Many of the failures were due in large part to unprecedented Democratic obstruction.  But people expect governing majorities to govern, and the Republicans mostly didn't.  They seemed more concerned with hanging on to power than in doing something constructive with it.

Rep. Rahm Emanuel (D-Ill), the bright, tough, aggressive chairman of the Democratic Congressional Campaign Committee, deserves much of the credit for the Democratic sweep.  He recruited good candidates and raised lots of money for them.

But I think more of the credit should go to former House Majority Leader Tom Delay.  It was he more than any other who perverted the Republican desire to change the culture of Washington D.C. to utilizing that culture for the benefit of GOP incumbents.  He traded Republican principles for the pottage of lobbyist dollars.

"When Republicans worry more about staying in government than about limiting government, they get thrown out of government.  That's the lesson of Nov. 7, 2006," wrote Mark Tapscott, editorial page editor of the Washington Examiner.

Republicans argue Democrats will be worse.  They're probably right.  But if the people you've hired to do a job botch it, that's reason enough to fire them.  One needn't fully vet the qualifications of potential replacements before doing so.  Republicans have their poor performance to blame for their defeat, not a finicky electorate.

How long the Democrats remain in power depends mostly on what they do with it.  If Republicans lost in large part because they ignored their base, Democrats won in large part because they ignored theirs. 
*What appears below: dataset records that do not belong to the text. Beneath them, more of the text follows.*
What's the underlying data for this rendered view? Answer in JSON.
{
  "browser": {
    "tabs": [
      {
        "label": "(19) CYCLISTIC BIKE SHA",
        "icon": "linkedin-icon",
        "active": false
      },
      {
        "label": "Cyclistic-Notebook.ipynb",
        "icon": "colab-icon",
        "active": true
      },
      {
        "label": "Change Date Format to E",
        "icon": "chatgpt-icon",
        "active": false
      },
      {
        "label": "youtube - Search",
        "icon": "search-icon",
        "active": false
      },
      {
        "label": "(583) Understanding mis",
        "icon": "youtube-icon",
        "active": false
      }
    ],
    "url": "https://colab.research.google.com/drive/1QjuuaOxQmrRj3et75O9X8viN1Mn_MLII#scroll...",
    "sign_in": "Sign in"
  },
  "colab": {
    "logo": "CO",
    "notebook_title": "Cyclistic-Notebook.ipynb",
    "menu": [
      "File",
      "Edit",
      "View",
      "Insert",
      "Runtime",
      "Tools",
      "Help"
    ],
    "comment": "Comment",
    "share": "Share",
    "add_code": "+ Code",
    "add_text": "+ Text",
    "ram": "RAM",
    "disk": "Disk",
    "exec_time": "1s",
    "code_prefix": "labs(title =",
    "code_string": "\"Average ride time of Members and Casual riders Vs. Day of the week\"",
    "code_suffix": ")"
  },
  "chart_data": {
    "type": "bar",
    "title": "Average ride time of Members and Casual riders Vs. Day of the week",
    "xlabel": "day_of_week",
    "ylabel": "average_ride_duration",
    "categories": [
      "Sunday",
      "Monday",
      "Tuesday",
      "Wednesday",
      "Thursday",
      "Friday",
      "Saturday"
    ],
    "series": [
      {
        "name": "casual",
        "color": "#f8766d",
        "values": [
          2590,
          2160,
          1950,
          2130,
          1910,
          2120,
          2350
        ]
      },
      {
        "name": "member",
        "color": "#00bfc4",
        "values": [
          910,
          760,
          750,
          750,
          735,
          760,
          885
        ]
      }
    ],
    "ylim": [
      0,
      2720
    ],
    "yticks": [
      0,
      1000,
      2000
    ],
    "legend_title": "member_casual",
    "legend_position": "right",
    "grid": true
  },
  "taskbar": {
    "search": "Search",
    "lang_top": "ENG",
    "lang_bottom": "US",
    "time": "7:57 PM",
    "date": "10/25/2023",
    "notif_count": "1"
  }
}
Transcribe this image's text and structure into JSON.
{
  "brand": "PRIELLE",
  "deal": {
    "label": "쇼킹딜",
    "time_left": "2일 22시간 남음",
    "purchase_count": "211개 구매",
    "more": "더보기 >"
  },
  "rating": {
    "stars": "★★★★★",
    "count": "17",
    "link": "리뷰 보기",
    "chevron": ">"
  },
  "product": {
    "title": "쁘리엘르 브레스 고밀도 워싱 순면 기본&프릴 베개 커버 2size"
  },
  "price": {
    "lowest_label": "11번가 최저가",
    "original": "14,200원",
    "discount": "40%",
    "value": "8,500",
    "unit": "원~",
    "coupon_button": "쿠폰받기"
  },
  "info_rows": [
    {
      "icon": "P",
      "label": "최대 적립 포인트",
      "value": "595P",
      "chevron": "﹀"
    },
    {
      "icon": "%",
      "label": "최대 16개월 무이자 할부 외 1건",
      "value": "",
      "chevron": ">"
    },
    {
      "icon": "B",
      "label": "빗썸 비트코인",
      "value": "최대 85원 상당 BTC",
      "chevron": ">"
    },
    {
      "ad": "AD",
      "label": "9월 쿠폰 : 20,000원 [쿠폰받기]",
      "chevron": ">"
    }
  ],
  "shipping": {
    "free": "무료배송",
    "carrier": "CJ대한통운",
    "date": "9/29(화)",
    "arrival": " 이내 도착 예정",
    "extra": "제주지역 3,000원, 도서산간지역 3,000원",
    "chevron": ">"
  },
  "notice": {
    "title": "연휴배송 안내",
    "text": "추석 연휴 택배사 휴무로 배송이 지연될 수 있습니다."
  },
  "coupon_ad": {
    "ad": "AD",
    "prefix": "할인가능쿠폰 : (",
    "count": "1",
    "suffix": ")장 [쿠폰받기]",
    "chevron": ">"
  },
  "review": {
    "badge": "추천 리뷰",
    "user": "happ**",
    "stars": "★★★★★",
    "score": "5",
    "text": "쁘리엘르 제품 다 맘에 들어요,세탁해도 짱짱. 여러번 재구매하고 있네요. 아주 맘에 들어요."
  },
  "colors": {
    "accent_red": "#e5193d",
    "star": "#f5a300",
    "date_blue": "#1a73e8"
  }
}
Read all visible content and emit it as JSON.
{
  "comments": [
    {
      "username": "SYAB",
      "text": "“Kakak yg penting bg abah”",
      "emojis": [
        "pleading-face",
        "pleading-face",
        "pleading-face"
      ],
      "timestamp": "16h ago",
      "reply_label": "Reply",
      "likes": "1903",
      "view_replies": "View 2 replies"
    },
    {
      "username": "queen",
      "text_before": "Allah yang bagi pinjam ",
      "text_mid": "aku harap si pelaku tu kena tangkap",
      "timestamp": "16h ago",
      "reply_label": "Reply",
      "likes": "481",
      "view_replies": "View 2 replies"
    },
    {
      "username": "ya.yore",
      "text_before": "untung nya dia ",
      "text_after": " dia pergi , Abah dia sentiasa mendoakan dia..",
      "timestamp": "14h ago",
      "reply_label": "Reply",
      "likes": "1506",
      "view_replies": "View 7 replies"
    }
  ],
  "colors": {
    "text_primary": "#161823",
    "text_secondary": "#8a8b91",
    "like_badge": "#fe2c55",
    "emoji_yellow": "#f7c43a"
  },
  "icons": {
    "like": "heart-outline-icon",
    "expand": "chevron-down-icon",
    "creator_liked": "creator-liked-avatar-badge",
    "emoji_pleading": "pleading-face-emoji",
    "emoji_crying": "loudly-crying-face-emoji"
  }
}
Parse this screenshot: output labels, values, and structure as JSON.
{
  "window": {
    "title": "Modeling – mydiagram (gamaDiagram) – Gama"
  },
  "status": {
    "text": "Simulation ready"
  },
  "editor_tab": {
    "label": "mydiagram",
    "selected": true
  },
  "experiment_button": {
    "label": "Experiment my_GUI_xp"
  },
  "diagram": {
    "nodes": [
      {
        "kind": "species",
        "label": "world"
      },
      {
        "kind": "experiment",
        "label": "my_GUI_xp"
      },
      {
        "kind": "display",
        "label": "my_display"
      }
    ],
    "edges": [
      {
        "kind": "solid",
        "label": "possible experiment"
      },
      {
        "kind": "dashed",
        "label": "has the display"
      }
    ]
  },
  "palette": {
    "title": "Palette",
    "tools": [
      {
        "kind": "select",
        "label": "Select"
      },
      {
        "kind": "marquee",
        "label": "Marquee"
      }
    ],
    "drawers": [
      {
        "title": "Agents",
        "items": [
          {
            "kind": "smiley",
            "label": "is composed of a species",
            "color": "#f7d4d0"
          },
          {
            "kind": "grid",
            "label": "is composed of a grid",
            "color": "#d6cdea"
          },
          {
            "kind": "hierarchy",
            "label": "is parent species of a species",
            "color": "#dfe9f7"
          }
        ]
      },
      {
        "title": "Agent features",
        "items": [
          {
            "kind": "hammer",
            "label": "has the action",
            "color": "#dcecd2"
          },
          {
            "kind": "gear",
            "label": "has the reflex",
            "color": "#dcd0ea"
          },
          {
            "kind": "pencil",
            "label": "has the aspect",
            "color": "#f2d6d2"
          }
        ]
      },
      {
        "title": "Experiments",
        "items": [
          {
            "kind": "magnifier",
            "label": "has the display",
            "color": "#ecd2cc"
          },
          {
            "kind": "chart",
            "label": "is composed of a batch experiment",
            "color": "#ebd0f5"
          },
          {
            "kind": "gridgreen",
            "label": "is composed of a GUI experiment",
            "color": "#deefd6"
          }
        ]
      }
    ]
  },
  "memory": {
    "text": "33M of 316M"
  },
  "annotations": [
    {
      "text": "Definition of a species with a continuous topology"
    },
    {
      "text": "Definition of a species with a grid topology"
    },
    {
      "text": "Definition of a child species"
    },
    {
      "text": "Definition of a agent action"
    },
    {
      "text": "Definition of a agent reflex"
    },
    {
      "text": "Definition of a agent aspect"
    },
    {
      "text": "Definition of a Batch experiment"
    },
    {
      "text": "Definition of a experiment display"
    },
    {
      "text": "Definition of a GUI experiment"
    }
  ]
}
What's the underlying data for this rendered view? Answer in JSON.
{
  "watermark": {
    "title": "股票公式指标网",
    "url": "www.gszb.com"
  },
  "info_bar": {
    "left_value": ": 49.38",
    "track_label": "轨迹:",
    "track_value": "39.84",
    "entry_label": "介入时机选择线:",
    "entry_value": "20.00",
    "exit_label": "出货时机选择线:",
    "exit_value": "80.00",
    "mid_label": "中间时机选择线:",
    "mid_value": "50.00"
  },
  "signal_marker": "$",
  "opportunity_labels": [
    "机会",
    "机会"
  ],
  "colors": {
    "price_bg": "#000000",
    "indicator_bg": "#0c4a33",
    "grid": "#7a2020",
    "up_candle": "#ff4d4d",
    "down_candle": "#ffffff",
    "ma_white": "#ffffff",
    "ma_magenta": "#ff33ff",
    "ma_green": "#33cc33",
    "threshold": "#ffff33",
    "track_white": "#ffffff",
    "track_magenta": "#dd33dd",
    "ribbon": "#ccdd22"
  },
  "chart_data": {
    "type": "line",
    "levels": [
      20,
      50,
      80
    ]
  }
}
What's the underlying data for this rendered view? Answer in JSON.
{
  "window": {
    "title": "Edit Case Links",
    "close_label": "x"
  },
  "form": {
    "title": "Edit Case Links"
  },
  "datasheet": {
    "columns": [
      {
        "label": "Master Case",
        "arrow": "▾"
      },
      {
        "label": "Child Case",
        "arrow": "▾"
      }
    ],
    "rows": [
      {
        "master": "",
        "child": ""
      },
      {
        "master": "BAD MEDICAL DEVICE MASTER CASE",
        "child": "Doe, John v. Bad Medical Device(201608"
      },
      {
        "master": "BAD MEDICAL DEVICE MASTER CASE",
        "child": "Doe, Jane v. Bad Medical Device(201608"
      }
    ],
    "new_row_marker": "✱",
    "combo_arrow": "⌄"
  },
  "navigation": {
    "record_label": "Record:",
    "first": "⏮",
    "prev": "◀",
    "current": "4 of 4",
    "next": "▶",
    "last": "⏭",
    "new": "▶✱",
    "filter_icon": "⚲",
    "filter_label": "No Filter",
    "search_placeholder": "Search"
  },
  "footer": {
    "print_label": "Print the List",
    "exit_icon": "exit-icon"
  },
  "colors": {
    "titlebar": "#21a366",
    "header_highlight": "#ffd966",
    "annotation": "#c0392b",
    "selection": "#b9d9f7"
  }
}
The candidates Mr. Emanuel recruited were mostly (by Democratic standards) moderates and conservatives.  Democratic leaders Nancy Pelosi and Harry Reid, strident left-liberals, virtually disappeared from the radar screen in the weeks preceding the election.

Though the election clearly was a repudiation of Republicans, it wasn't an endorsement of a leftward shift.  The only clear cut referendum on the Iraq war was in deep blue Connecticut, where the senate race was won easily by the hawk, Sen. Joseph Lieberman.

In Michigan, where a Democratic governor and a Democratic senator cruised to re-election, voters approved by a comfortable margin a referendum banning affirmative action.

In five states, initiatives banning gay marriage passed easily.  Only in Arizona, where the proposed initiative would have banned civil unions as well, did a gay marriage ban fail.

Exit polls indicated that 47 percent of those who voted described themselves as "moderates," and they broke heavily for the Democrats.

"Their disaffection with the GOP was not philosophical," wrote New York Times columnist David Brooks.  "It was about competence and accountability."

If Democrats govern as moderates, they could remain in control of Congress for a long, long time.  But if they give way to their moonbat base, their day in the sun could be cut short.